Empey’s frank assessment of Sinn Fein’s likely approach to negotiations will cast yet more doubt on the prospect that devolved government might be salvaged before Monday’s deadline. Though he admitted Adams had demanded nothing unionists “should die in a ditch for”, he suggested neither party was likely to cede ground. “If Sinn Fein were to back down they would get hammered,” he said. “If Foster backs down the DUP would get hammered. So I think we’ve got ourselves a catch 22: they’ve both painted themselves into their respective corners.”

In addition, Empey accused DUP leader Arlene Foster of squandering the “dream scenario” unionist parties won at last year’s assembly election with a “disastrous” campaign, but added he did not believe she would resign despite repeated Sinn Fein demands for her to do so.

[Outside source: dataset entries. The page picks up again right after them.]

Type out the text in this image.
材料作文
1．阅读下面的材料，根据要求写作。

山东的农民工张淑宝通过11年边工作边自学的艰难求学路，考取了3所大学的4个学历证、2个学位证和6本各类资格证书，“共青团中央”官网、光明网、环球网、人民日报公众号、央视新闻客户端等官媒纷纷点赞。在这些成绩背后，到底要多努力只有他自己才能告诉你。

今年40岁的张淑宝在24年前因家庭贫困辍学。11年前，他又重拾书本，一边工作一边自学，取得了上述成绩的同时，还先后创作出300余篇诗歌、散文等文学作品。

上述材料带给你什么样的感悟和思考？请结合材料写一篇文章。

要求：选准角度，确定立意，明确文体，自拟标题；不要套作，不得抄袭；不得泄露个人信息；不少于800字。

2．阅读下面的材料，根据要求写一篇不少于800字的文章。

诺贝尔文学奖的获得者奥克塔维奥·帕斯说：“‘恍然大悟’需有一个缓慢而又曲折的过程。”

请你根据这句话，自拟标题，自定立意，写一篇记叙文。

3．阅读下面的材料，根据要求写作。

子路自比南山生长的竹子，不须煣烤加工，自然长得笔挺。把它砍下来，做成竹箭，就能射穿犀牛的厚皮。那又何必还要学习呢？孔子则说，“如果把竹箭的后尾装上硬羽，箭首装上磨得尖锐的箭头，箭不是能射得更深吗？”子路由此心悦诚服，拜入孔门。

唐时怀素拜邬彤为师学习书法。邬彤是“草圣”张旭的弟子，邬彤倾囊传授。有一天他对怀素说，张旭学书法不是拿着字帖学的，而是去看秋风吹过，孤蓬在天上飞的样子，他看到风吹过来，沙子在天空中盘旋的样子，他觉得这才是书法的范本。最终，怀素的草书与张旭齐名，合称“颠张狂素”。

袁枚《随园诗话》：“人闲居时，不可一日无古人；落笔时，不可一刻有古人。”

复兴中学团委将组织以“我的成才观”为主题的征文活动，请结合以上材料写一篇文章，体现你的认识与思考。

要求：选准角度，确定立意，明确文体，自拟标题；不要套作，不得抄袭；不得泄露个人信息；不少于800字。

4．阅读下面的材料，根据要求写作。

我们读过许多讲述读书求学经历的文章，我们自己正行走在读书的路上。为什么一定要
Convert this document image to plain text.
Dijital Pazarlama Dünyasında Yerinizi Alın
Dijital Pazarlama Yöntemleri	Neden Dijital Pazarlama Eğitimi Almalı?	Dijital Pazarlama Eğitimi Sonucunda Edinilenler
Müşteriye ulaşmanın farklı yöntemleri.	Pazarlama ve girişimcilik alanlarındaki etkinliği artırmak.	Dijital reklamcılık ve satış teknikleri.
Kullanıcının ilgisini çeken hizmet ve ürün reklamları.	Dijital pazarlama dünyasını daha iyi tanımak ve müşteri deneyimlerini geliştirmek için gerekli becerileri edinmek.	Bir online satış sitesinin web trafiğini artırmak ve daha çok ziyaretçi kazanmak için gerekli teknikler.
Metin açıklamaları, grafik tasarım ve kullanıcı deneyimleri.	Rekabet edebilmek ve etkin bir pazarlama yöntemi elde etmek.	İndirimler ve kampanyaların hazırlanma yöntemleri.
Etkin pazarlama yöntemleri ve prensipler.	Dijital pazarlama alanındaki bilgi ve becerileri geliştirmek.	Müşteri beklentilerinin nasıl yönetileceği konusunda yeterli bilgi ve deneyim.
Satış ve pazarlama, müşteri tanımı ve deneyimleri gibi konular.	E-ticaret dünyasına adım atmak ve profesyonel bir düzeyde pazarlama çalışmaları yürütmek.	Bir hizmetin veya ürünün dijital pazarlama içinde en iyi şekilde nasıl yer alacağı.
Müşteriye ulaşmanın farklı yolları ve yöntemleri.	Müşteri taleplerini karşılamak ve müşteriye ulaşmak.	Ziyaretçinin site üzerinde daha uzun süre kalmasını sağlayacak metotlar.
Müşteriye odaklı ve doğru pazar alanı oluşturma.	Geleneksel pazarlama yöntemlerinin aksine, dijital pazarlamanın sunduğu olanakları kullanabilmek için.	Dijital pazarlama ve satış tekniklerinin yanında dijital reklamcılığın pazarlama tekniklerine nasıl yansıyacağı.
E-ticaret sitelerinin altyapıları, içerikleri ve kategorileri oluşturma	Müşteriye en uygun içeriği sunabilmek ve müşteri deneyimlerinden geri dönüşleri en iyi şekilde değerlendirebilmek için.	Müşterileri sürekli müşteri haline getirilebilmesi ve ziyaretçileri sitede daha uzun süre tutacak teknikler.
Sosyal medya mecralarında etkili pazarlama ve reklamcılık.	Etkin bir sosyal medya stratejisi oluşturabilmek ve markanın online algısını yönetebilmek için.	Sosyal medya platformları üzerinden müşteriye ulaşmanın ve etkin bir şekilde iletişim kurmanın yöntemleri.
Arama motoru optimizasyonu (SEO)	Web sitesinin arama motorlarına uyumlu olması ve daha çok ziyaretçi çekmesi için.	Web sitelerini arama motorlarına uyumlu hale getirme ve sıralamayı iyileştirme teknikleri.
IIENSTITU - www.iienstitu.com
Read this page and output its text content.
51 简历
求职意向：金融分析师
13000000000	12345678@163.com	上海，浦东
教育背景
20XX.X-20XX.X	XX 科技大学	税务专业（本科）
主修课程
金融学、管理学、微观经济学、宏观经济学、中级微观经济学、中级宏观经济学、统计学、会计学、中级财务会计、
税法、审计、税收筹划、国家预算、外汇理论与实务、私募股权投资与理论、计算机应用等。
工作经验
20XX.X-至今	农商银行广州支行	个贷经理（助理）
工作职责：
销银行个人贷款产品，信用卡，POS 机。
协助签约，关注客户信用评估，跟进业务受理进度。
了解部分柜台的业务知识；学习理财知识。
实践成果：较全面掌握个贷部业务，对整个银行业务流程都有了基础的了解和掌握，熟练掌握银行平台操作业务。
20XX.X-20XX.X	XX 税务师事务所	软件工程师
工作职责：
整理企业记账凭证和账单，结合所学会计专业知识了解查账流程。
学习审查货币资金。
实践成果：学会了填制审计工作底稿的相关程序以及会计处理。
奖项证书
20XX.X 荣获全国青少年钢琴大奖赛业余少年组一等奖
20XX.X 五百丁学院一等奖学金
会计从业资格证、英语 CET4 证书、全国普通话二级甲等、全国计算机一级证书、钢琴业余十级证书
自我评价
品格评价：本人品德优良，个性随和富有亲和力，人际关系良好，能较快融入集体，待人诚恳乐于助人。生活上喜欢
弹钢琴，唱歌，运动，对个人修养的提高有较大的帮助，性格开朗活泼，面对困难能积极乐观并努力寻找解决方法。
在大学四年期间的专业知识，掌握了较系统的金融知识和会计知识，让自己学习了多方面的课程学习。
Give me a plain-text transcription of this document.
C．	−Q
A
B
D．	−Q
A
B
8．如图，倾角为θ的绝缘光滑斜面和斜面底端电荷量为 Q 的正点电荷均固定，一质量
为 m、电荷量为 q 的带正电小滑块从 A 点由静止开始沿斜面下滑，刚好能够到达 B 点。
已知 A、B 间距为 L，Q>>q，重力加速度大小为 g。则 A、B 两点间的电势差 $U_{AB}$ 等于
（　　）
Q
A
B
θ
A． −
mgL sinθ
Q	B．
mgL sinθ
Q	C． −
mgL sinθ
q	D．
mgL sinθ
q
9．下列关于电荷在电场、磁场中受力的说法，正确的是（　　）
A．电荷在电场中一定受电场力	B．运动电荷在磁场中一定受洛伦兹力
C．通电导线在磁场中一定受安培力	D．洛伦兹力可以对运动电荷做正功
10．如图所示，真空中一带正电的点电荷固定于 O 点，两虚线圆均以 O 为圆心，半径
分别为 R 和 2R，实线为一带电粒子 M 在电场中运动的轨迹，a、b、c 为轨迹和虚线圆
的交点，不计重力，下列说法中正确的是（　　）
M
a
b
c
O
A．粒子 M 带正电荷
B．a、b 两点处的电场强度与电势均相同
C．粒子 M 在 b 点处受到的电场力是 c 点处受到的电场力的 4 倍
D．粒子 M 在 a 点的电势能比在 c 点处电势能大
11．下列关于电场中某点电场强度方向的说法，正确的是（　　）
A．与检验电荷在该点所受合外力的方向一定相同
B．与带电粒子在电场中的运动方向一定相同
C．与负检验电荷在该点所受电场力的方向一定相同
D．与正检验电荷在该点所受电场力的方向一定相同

 “It’s very difficult to see how she’s turned that from being at the top of Mount Everest to being under five miles of water – because that’s where she is,” he said. “She no longer controls the institutions. Martin McGuinness effectively wrote her resignation letter for her. And it’s very difficult to see a way forward. The idea that she could stand down as first minister candidate and stay on as party leader is one option. But she could’ve done that for a few weeks before Christmas and we wouldn’t be here! She’s basically taken unionism from the top to the bottom – in less than a year”.

Though Foster has expressed regret over the tone of the DUP’s much-criticised election campaign and has been widely praised for her decision to attend Martin McGuinness’ funeral yesterday, she remains unlikely to step down, despite coded invitations for her to do so from several members of her own party.

The historically poor result for unionism she oversaw has led to calls from leading loyalists for the DUP and UUP – who lost 10 and eight seats respectively – to pursue a merger or electoral alliance, which Empey dismissed outright.

“The idea that you can weld all unionists together into a solid mass under a single leadership – I would struggle to see how that would actually work in practice. Can you cooperate at a certain level? I don’t doubt that that’s possible, especially with seats here. Trying to amalgamate everybody? I remain to be convinced that that should be the case.”

Accusing the DUP of having “led unionism into a valley”, and of “lashing out”, he added: “They’ll never absorb all of our votes. They can try as hard as they like, but they’d end up with fewer than they have now.”

Patrick Maguire writes about politics and is the 2016 winner of the Anthony Howard Award.